Thursday, February 18, 2021

Considering What John Claimed in His Obedience to Jesus and How It Might Provoke American Sensibilities

John 1: 26-27                                      February 18, 2021

15(John testified to him and cried out, ‘This was he of whom I said, “He who comes after me ranks ahead of me because he was before me.” ’) 16From his fullness we have all received, grace upon grace. 17The law indeed was given through Moses; grace and truth came through Jesus Christ. 18No one has ever seen God. It is God the only Son, who is close to the Father’s heart, who has made him known.

19 This is the testimony given by John when the Jews sent priests and Levites from Jerusalem to ask him, ‘Who are you?’ 20He confessed and did not deny it, but confessed, ‘I am not the Messiah.’ 21And they asked him, ‘What then? Are you Elijah?’ He said, ‘I am not.’ ‘Are you the prophet?’ He answered, ‘No.’ 22Then they said to him, ‘Who are you? Let us have an answer for those who sent us. What do you say about yourself?’ 23He said,
‘I am the voice of one crying out in the wilderness,
“Make straight the way of the Lord” ’,
as the prophet Isaiah said.

24 Now they had been sent from the Pharisees. 25They asked him, ‘Why then are you baptizing if you are neither the Messiah, nor Elijah, nor the prophet?’ 26John answered them, ‘I baptize with water. Among you stands one whom you do not know, 27the one who is coming after me; I am not worthy to untie the thong of his sandal.’ 28This took place in Bethany across the Jordan where John was baptizing.

            So the challenge was, John the baptizer, you are NOT the Messiah nor Elijah nor the prophet (by John’s own admission), why do you baptize?  John’s response seems a little odd on the face of it.  “I baptize with water.”  This seems to be his rationale for why it is okay for him to baptize at all, not being one of the ‘big 3’.  If baptizing with water is okay, is there a baptism of some other form that is not okay?

            So it is something to watch for, to consider.  Where else does John the gospel writer, or the New Testament for that matter, talk about baptism that is not directly in regards to water baptism.  There is discussion of baptism of the Spirit.  But the Spirit has not been introduced to this narrative as yet.

            And, as we noted yesterday, the focus here is not on John the baptizer’s ministry except where it points to Christ.  So his answer is focused on Jesus.  He talks about the water, but then goes into far more depth about the one they do not yet know.  He returns to the refrain that this is the one who is coming after him.  I feels to me like John is saying that these discussions about the Messiah, about Elijah, about the prophet, will be far more fruitful with the ‘one who is coming after him’. 

            Now it is one thing to read John, separated so far from us in time and distance, when he says “I am unworthy to tie the thong of his sandal.”  

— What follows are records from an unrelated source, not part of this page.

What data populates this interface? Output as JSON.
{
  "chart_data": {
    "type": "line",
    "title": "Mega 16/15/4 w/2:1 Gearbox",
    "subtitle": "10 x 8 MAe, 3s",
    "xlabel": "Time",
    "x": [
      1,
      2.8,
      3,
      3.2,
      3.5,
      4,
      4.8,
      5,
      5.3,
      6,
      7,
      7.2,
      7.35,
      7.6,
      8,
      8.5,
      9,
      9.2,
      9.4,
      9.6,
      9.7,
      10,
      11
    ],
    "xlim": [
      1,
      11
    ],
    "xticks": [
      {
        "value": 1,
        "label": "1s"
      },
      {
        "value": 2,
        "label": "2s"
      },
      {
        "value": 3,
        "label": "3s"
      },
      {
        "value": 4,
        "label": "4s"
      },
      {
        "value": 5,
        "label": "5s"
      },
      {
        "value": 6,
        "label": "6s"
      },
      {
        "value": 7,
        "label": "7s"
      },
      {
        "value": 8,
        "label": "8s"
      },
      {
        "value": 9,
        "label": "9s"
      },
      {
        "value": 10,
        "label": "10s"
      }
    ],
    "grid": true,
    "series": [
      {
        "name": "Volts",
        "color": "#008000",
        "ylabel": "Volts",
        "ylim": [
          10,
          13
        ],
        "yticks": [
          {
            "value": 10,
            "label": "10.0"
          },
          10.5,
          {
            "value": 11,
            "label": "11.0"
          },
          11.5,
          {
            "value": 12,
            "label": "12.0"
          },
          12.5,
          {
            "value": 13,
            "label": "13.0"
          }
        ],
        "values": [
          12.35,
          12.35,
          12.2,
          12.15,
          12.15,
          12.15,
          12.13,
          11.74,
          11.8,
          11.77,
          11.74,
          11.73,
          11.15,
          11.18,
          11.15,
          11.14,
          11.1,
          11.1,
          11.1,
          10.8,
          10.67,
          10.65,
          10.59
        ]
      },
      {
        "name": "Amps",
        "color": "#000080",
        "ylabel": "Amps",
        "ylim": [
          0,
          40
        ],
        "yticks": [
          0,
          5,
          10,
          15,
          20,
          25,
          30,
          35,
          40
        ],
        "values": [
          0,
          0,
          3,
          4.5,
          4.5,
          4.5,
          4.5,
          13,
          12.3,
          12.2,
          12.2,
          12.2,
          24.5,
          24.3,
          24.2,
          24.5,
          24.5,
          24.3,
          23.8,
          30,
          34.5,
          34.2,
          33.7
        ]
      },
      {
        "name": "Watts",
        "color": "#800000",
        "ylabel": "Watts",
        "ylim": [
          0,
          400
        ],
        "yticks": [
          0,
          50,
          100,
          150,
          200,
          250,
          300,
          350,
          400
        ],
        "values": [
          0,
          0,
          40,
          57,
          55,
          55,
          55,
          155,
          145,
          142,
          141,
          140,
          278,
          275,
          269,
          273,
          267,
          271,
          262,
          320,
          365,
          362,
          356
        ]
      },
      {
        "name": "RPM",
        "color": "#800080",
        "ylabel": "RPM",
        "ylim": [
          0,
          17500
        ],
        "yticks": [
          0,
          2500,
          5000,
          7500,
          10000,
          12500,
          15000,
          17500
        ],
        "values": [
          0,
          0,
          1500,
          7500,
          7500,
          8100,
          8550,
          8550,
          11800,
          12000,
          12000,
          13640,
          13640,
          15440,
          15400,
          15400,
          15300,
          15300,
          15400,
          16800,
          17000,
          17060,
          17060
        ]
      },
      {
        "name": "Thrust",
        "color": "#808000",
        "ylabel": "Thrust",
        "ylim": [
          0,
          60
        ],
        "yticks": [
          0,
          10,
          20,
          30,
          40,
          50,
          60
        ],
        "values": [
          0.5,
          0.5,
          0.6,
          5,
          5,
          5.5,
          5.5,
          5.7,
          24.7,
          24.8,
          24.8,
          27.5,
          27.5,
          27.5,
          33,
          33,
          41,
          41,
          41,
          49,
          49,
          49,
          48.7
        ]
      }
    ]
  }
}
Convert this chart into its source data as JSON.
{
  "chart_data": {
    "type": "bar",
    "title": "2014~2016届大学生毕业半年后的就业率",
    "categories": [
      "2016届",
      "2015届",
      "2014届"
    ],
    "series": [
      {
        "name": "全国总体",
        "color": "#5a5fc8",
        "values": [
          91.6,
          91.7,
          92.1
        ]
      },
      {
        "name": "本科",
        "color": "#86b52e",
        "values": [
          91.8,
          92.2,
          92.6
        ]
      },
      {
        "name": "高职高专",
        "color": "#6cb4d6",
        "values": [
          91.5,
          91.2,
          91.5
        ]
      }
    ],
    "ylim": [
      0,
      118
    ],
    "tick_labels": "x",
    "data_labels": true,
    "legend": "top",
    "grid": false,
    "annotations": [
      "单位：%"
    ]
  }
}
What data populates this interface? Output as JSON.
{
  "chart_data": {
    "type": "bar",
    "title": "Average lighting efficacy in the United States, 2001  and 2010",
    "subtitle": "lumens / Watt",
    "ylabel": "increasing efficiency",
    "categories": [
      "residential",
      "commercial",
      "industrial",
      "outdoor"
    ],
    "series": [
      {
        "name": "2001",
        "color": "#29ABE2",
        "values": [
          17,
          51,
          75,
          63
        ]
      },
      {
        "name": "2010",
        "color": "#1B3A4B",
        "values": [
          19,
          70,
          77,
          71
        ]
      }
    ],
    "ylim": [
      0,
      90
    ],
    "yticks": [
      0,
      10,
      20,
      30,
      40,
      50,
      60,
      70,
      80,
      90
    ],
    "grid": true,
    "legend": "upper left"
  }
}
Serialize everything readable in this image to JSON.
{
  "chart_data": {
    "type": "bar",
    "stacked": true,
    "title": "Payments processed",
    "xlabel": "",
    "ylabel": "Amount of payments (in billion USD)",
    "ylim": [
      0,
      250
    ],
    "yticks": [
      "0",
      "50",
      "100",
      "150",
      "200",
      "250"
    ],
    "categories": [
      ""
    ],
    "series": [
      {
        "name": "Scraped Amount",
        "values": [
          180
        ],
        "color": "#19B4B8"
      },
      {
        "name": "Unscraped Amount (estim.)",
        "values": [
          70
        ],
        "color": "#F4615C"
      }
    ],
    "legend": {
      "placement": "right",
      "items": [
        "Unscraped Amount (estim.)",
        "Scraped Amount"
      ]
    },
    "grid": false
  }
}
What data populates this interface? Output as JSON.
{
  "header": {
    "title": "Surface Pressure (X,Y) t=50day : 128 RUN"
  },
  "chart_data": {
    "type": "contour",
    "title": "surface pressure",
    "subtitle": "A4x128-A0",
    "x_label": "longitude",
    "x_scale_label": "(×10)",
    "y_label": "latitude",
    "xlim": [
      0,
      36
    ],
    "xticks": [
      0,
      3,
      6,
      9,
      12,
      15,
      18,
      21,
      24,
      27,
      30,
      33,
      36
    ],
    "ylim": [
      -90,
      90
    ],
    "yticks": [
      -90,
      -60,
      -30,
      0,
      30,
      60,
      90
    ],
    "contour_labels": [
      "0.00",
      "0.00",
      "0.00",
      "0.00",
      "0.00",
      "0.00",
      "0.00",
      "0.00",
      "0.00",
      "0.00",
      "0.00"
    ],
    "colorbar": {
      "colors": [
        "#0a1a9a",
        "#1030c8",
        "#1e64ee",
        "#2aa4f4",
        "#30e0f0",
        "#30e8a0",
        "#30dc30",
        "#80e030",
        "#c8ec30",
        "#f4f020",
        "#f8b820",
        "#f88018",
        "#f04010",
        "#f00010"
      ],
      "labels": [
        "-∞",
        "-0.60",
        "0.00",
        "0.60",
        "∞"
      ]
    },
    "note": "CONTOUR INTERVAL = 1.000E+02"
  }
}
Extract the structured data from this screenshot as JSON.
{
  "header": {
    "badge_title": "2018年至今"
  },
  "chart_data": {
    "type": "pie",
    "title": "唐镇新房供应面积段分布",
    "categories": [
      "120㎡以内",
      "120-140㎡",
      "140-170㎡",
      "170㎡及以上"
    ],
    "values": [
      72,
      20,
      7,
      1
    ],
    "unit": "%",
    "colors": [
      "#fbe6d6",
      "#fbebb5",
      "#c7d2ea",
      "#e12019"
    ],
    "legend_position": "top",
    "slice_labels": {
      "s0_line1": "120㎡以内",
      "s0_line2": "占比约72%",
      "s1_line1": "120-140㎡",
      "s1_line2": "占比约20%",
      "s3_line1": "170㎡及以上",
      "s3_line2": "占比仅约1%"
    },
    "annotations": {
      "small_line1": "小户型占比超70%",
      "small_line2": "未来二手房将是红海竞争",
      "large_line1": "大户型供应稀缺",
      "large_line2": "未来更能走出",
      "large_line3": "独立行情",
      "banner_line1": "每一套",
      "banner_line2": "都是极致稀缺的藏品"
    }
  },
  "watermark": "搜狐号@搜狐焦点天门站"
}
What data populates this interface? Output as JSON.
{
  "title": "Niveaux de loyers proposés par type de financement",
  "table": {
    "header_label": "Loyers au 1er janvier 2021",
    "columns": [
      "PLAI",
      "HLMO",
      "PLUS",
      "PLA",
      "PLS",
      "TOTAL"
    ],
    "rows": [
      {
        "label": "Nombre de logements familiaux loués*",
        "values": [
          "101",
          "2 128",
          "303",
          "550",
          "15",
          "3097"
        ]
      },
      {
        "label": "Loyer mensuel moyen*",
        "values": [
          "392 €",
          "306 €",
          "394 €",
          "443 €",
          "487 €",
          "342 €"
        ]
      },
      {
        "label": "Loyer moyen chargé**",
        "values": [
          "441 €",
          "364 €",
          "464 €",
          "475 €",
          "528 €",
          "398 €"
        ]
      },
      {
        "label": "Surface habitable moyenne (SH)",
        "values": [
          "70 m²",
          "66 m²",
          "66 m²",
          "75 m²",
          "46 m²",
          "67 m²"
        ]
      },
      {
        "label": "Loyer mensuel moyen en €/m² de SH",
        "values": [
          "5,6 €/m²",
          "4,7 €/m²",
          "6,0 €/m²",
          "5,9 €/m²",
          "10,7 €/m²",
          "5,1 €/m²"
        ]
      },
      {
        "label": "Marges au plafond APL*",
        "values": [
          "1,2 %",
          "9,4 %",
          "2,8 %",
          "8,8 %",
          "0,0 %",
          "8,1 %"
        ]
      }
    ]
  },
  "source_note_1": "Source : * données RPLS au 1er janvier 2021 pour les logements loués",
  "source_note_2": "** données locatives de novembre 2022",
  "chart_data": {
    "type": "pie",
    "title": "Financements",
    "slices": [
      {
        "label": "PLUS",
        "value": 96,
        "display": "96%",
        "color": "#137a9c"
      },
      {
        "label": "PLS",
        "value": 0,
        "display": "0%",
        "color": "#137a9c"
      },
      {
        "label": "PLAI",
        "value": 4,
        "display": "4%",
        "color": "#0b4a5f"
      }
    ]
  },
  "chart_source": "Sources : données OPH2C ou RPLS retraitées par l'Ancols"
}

            For example, in “Berry Gordy’s The Last Dragon”, a martial arts flick set in the US, an indulgence from my youth, there was a scene where the young hero is in his karate school surrounded by his students.  In walks the bad guy with his goons.  The bad guy shames the young hero by telling him to ‘kiss his Converse’ (his fancy sneakers) or, the implication was, his goons would hurt the students.  The hero bowed down before the bad guy, but got kicked in the face before he actually came in voluntary contact with the Converse.  Putting your face by someone's shoes is shaming behavior

            When we talk about being unworthy, it is in a satirical environment, as in the SNL sketch and movies about “Wayne’s World”, where Wayne and Garth would proclaim “We’re not worthy, we’re not worthy” when they met a rock star.

            John is embracing what we, in America, would consider to be shameful behavior between people as here, ‘all people are created equal’.  But on a superficial consideration, we can let this comment pass because it is not between people created equal, but a person and the Son of God.  I do not know about you, but this kind of obeisance, obedience shown to a superior through bows and kneeling and so on, is one of the things that I reject, as an American, as a vestige of a corrupt monarchical system.  But while I do not reject what John the baptizer is saying, because he is talking about Jesus, that kind of behavior is WAY out of my comfort zone. 

            When Jesus comes back, I feel like I will certainly be obedient in whatever way is appropriate because I will be so overjoyed, but, frankly, John’s comment about being unworthy to tie the thong of Jesus’ sandal, that’s not my favorite.

            And yet it foreshadows one of the most well-known episodes in the Gospel of John.  At the moment of the Last Supper, faithfully recorded in Matthew, Mark, and Luke, John does not speak to that.  Rather, he tells us about an episode leading up to that meal, how Jesus washed the feet of the disciples, taking on the role of a slave in that moment.  Does John the gospel writer include this piece of John the baptizer’s speech to deliberate connect to what Jesus will do?  I cannot say with absolute certainty, but it is a powerful reminder of what Jesus was willing and what Jesus did do for each of us.